Stein is probably unaware of the difference. Anyway, it doesn't really matter to his point nor does it change the reason his complaint is misguided. All of these MBS's, CDOs, derivatives, indices, what have you - they have exploded because of the fact that recent-vintage mortgages in a certain class have stopped paying or threatened to do so at an unprecedented rate. Again, this is fundamentally about borrowers who borrowed lots of money and are reneging on paying it back, and I don't understand why someone complaining about a breach of trust doesn't aim his first volleys at those people. It may have been stupid of banks to throw around this money at the first place but that doesn't excuse the speculators and money-grubbers who snatched at it.
To the extent that there is fraud higher up in the process, a lot of it is concentrated on the mortgage brokers who pushed mortgages on people so they could flip them to Wall Street, and in some cases they may have actually committed outright fraud. Yet even in many of those cases it is ultimately the consumer's responsibility to read what he is signing and people didn't. I'm all for assigning blame but there's plenty to go around here and "Wall Street" is too easy of a target.
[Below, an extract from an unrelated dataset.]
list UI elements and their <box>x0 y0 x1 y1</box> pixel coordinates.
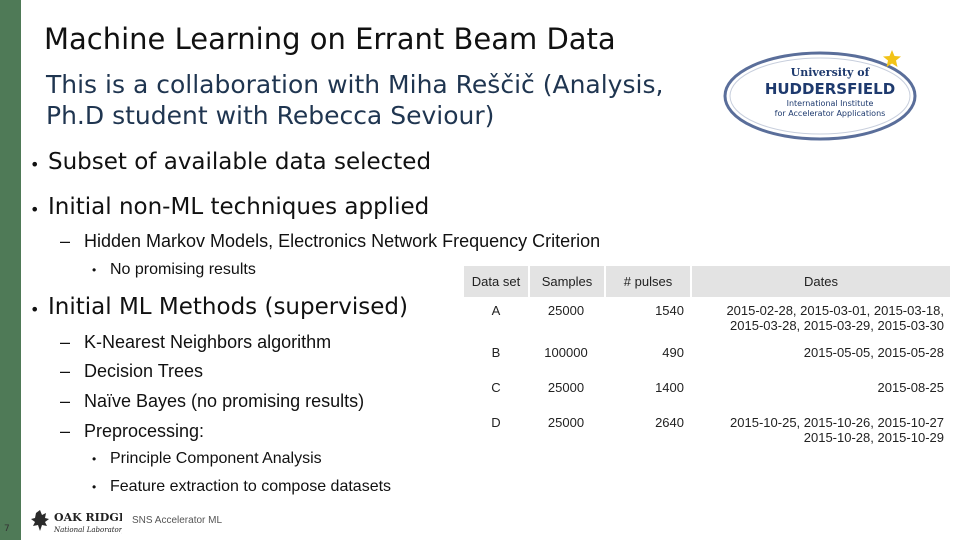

In that sense they are paying for it by having assets on their books that they failed to value properly. So, they made bad decisions and are paying accordingly. That's the way it's supposed to work when you make bad decisions. Where is the "fraud", why get mad at them (when they're the ones suffering), and who are exactly we supposed to send to jail?
The other factor is enforcement of the law.
To this extent, the banks are the victims. Many many of these mortgages are fraudulent in one way or another, yet the banks bought them (speculating, as you say). They are therefore the victims of that (so far) unpunished fraud. Again, how does any of this add up to a reason to get mad at "Wall Street", and not at the defrauders?